The good news is that Campbell has returned to health, and the duo has headed back to the road. They have released a 12-track collection from the two shows at Helms’ studio to promote its performances. The material includes a wide selection of songs, including familiar favorites, previously unrecorded songs, and some relatively obscure covers. Although it has been more than three years since the original performances, Live at Levon’s! serves as an excellent introduction to the pair’s live shows.
Live at Levon’s! begins with a lighthearted version of Reverend Gary Davis’s Piedmont gospel stylings of “Let Us Get Together” that encourages the audience to respond. When the duo performs one of Campbell’s original songs, such as “Angel of Darkness” and “It Ain’t Gonna Be a Good Night”, one can hear the crowd’s recognition and approval.
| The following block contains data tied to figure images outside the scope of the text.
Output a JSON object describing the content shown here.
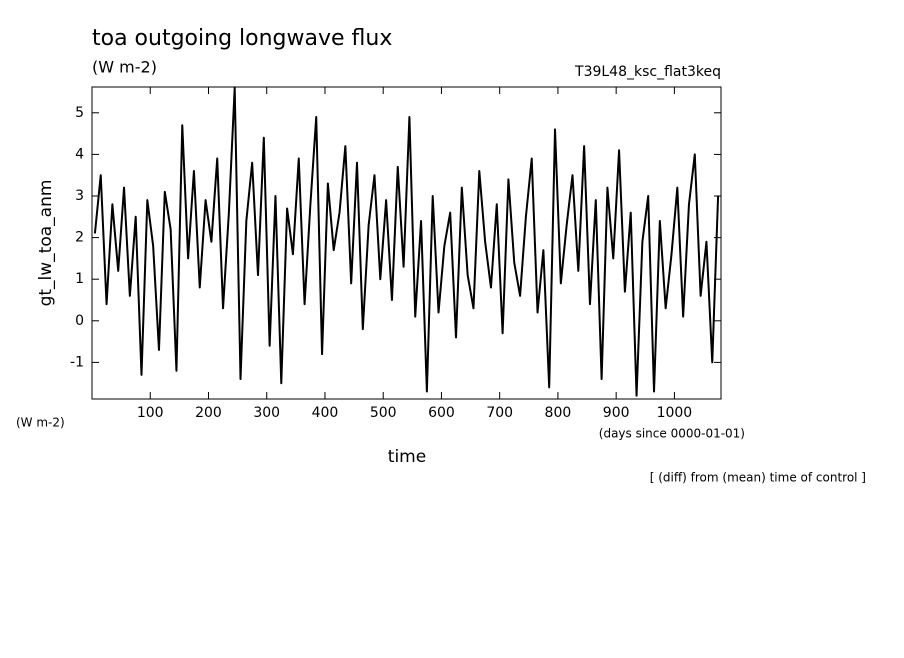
{
  "chart_data": {
    "type": "line",
    "title": "toa outgoing longwave flux",
    "subtitle": "(W m-2)",
    "experiment": "T39L48_ksc_flat3keq",
    "y_label": "gt_lw_toa_anm",
    "y_units": "(W m-2)",
    "x_label": "time",
    "x_units": "(days since 0000-01-01)",
    "note": "[ (diff) from (mean) time of control ]",
    "xlim": [
      0,
      1080
    ],
    "ylim": [
      -1.88,
      5.62
    ],
    "xticks": [
      100,
      200,
      300,
      400,
      500,
      600,
      700,
      800,
      900,
      1000
    ],
    "yticks": [
      -1,
      0,
      1,
      2,
      3,
      4,
      5
    ],
    "x": [
      5,
      15,
      25,
      35,
      45,
      55,
      65,
      75,
      85,
      95,
      105,
      115,
      125,
      135,
      145,
      155,
      165,
      175,
      185,
      195,
      205,
      215,
      225,
      235,
      245,
      255,
      265,
      275,
      285,
      295,
      305,
      315,
      325,
      335,
      345,
      355,
      365,
      375,
      385,
      395,
      405,
      415,
      425,
      435,
      445,
      455,
      465,
      475,
      485,
      495,
      505,
      515,
      525,
      535,
      545,
      555,
      565,
      575,
      585,
      595,
      605,
      615,
      625,
      635,
      645,
      655,
      665,
      675,
      685,
      695,
      705,
      715,
      725,
      735,
      745,
      755,
      765,
      775,
      785,
      795,
      805,
      815,
      825,
      835,
      845,
      855,
      865,
      875,
      885,
      895,
      905,
      915,
      925,
      935,
      945,
      955,
      965,
      975,
      985,
      995,
      1005,
      1015,
      1025,
      1035,
      1045,
      1055,
      1065,
      1075
    ],
    "series": [
      {
        "color": "#000000",
        "values": [
          2.1,
          3.5,
          0.4,
          2.8,
          1.2,
          3.2,
          0.6,
          2.5,
          -1.3,
          2.9,
          1.8,
          -0.7,
          3.1,
          2.2,
          -1.2,
          4.7,
          1.5,
          3.6,
          0.8,
          2.9,
          1.9,
          3.9,
          0.3,
          2.6,
          5.6,
          -1.4,
          2.4,
          3.8,
          1.1,
          4.4,
          -0.6,
          3.0,
          -1.5,
          2.7,
          1.6,
          3.9,
          0.4,
          2.8,
          4.9,
          -0.8,
          3.3,
          1.7,
          2.6,
          4.2,
          0.9,
          3.8,
          -0.2,
          2.3,
          3.5,
          1.0,
          2.9,
          0.5,
          3.7,
          1.3,
          4.9,
          0.1,
          2.4,
          -1.7,
          3.0,
          0.2,
          1.8,
          2.6,
          -0.4,
          3.2,
          1.1,
          0.3,
          3.6,
          1.9,
          0.8,
          2.8,
          -0.3,
          3.4,
          1.4,
          0.6,
          2.5,
          3.9,
          0.2,
          1.7,
          -1.6,
          4.6,
          0.9,
          2.3,
          3.5,
          1.2,
          4.2,
          0.4,
          2.9,
          -1.4,
          3.2,
          1.5,
          4.1,
          0.7,
          2.6,
          -1.8,
          1.9,
          3.0,
          -1.7,
          2.4,
          0.3,
          1.6,
          3.2,
          0.1,
          2.8,
          4.0,
          0.6,
          1.9,
          -1.0,
          3.0
        ]
      }
    ]
  }
}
Campbell is known for his tasty guitar-playing chops as a member of Bob Dylan‘s and Levon Helms’ backup bands. His talents are evident here on such different energetic instrumentals as Duke Ellington‘s big band classic “Caravan” and bluegrass Bill Monroe‘s “Old Dangerfield”. Campbell allows the other players to show their stuff before launching into his sophisticated solos. He has a soulful voice, and when he sings lead, as in “When I Stop Loving you”, one can feel his roots in the country blues.
Williams has a more powerful voice with a wide range that can stand out even when blending in with Campbell. She demands attention when singing the lead, no matter what the format. Williams turns Johnny Mullins’s “Success”, made popular by both Loretta Lynn and Sinead O’Connor, into a sad weeper and Louis Prima’s (with Milton Kabak) dirty jump jazz tune “Yeah, Yeah, Yeah” into something jive and greasy. The band does a great job of backing her up and getting the crowd in on the action.
One of the most exciting aspects of Live at Levon’s is the diversity of the material and how well all the musicians handle the changes. They make familiar fare such as Johnny Cash‘s “Big River” and John Sebastian’s “Darling Be Home Soon” into something exciting instead of a tribute to nostalgia. Sure, there is something familiar about it all, but the music here reveals that live music has a life of its own—even after three-plus years in the can.